A autora procede ao enquadramento deste Leste de Angola, um dos principais focos de subversão e luta armada nos seus quatro distritos (Moxico, Lunda, Bié e Cuando Cubango) e pela parte sul do distrito de Malanje. Leste é sinónimo da Diamang, a Companhia Mineira do Lobito (minas de Cassinga) e o Caminho-de-Ferro de Benguela. Neste Leste há conflitos intensos: a Zâmbia acolheu os movimentos nacionalistas angolanos, Costa Gomes criará em 1971 a Zona Militar Leste que uniu os três ramos da Forças Armadas portuguesas e as autoridades civis da região.
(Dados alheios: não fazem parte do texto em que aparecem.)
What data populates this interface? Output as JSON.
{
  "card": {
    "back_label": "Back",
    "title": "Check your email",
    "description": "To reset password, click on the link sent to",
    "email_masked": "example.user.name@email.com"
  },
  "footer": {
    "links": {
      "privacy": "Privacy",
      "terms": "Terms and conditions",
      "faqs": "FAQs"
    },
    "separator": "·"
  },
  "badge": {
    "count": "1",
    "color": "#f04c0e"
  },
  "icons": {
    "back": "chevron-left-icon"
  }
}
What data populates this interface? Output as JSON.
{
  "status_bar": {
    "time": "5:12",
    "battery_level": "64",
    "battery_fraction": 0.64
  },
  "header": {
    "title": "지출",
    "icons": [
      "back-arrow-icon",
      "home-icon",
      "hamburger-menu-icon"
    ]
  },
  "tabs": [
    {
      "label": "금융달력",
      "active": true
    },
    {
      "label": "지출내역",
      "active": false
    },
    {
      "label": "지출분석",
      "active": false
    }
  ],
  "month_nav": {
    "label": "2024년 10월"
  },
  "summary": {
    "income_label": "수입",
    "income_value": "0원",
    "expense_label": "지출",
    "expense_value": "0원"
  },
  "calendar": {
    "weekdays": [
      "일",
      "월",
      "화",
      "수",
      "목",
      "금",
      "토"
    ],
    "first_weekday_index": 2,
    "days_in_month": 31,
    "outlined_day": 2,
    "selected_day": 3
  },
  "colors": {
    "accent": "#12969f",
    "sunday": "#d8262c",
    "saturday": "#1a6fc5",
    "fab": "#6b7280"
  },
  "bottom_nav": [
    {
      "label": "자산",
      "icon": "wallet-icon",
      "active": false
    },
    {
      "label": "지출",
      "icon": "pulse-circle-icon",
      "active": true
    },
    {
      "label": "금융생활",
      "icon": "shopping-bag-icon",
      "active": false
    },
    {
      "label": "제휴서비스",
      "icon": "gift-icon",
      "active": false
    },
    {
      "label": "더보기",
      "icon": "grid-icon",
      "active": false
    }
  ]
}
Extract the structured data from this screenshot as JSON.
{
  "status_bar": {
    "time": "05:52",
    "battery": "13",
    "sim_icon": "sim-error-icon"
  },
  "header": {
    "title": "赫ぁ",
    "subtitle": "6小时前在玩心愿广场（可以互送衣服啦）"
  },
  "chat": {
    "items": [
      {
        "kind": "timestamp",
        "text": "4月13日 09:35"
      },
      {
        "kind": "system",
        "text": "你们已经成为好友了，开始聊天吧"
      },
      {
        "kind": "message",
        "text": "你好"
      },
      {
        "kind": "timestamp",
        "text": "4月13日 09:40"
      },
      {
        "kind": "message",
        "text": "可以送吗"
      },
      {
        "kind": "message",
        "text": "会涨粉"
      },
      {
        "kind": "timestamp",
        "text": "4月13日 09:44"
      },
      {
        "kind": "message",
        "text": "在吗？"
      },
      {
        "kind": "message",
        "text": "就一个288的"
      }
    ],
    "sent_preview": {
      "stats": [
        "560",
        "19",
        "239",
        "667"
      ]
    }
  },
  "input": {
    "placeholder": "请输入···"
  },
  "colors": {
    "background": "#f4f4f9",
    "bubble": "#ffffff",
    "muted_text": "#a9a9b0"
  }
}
Há muitos testemunhos sobre Luanda, deslumbramento, conversas com militares de outras unidades, o contraste entre a zona moderna e os musseques. E abala-se para as terras do fim do mundo, há êxodos populacionais, o MPLA está então muito ativo, descreve-se Gago Coutinho, Sessa e Mussuma, alguém comenta para a autora: “Em Gago Coutinho o ambiente era pesado. Aquilo era uma zona muito intensa de guerra e de vez em quando apareciam helicópteros carregados de pessoal, feridos e o carago, que vinham para ser tratados em Gago Coutinho”.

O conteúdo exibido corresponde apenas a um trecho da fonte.